As a reminder, the University of Iowa College of Education has a formal policy on academic misconduct, which all students in this course are expected to follow. While students can work with each other to understand the course content, all homework assignment must ultimately be completed individually using the student-specific datasets provided for each assignment. Please consult the instructor if you have questions.

Respect for Each Other:

The instructor wants ALL students to feel welcome and encouraged to participate in this course.

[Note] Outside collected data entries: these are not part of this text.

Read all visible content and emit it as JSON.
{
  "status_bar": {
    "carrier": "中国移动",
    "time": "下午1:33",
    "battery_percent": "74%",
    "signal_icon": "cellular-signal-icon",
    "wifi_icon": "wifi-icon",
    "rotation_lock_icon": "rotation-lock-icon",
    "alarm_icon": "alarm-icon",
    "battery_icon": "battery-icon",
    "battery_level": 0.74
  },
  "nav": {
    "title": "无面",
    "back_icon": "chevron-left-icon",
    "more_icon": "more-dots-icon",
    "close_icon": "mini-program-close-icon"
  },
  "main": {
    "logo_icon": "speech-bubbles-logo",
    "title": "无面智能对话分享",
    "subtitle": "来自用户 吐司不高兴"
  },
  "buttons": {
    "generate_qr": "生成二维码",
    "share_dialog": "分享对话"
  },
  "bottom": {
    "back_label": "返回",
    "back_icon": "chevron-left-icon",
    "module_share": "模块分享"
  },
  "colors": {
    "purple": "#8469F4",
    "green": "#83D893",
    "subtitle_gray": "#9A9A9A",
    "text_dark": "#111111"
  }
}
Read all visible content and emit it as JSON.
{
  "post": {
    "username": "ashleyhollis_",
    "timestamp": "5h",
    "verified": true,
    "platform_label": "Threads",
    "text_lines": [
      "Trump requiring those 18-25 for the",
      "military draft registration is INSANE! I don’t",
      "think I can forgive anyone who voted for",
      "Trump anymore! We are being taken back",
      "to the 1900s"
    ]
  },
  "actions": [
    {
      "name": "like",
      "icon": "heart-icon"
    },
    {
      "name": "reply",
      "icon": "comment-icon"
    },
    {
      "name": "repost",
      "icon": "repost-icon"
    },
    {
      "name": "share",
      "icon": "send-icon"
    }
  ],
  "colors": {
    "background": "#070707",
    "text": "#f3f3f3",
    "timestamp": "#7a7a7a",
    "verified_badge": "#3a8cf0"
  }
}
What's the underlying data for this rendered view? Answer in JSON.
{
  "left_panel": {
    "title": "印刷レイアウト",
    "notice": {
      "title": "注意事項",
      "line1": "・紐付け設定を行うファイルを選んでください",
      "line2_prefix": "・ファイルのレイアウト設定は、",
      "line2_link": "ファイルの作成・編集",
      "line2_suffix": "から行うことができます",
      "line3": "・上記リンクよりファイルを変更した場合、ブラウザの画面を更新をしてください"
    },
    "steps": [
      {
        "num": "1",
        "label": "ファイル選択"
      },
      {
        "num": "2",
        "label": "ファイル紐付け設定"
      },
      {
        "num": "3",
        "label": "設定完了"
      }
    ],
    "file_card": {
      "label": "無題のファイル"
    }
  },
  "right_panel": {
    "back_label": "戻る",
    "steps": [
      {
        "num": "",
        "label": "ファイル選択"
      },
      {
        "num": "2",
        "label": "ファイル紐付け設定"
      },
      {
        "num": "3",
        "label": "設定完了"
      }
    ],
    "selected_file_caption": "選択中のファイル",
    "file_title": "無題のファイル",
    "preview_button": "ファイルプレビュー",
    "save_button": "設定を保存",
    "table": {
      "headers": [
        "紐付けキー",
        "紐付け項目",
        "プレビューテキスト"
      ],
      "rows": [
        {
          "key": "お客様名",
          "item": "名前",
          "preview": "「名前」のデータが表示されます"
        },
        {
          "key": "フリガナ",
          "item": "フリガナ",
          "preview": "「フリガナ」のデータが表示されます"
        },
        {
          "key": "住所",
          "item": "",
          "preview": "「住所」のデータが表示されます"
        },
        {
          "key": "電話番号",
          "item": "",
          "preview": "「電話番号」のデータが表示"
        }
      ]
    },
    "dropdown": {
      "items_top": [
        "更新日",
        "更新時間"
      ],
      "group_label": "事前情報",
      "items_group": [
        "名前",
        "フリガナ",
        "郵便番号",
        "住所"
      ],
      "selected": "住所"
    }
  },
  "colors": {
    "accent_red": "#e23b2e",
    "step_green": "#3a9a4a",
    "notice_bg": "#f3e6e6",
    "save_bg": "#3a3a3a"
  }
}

There is no such thing as a “stupid” question (or answer). All course participants—enrolled students and auditing visitors—should always feel welcome to ask whatever questions will be helpful in helping them understand the course content. Questions or comments are welcome at any point during class (aloud or using the zoom chat window), in office hours, over email, or in individual appointments with the instructor (available by request). Students with disabilities or who have any special needs are encouraged to contact the instructor for a confidential discussion of their individual needs for academic accommodation.

All participants are welcome to attend class via zoom instead of in person for any reason at any time. If you do attend class in person, the University of Iowa encourages everyone to be vaccinated against COVID-19 and to wear a face mask in all classroom settings and during in-person office hours. If it possible that you have been exposed to COVID-19 or any other illness, please DO NOT attend class in person! Similarly, if the instructor has been exposed to illness or the weather prohibits safe travel to class, the course will move to a temporary zoom-only format to protect all course participants. When using zoom, please provide the name you wish for us to call you inside your zoom account (i.e., so that it appears on your window while in use). Student use of cameras and microphones while on zoom is also encouraged but not required (out of respect for your privacy and/or limited bandwidth). Please note that class video recordings posted to YouTube will NOT include any video from course participants (only the class audio and screen share from the instructor will be captured). Participants who do not wish for their audio to be captured can use the zoom chat window (which also allows for private direct messages to the instructor).

The University of Iowa is committed to making the class environment (in person or online) a respectful and inclusive space for people of all gender, sexual, racial, religious, and other identities. Toward this goal, students are invited to optionally share the names and pronouns they would like their instructors and advisors to use to address them. The University of Iowa prohibits discrimination and harassment against individuals on the basis of race, class, gender, sexual orientation, national origin, and other identity categories. For more information, contact the Office of Institutional Equity. Additional university guidelines about classroom behavior and other student resources are provided here, student complaint procedures are provided here, and the university acknowledgement of land and sovereignty is here.

Respect for The Rest of Your World:

The instructor realizes that this course is not your only obligation in your work or your life. While class attendance in real time is not mandatory, it is strongly encouraged because frequent review of the material will be your best strategy for success in this course. However, if work or life events may compromise your ability to succeed, please contact the instructor for a confidential discussion so that we can work together to make a plan for your success. Please do not wait until you are too far behind to try to catch up!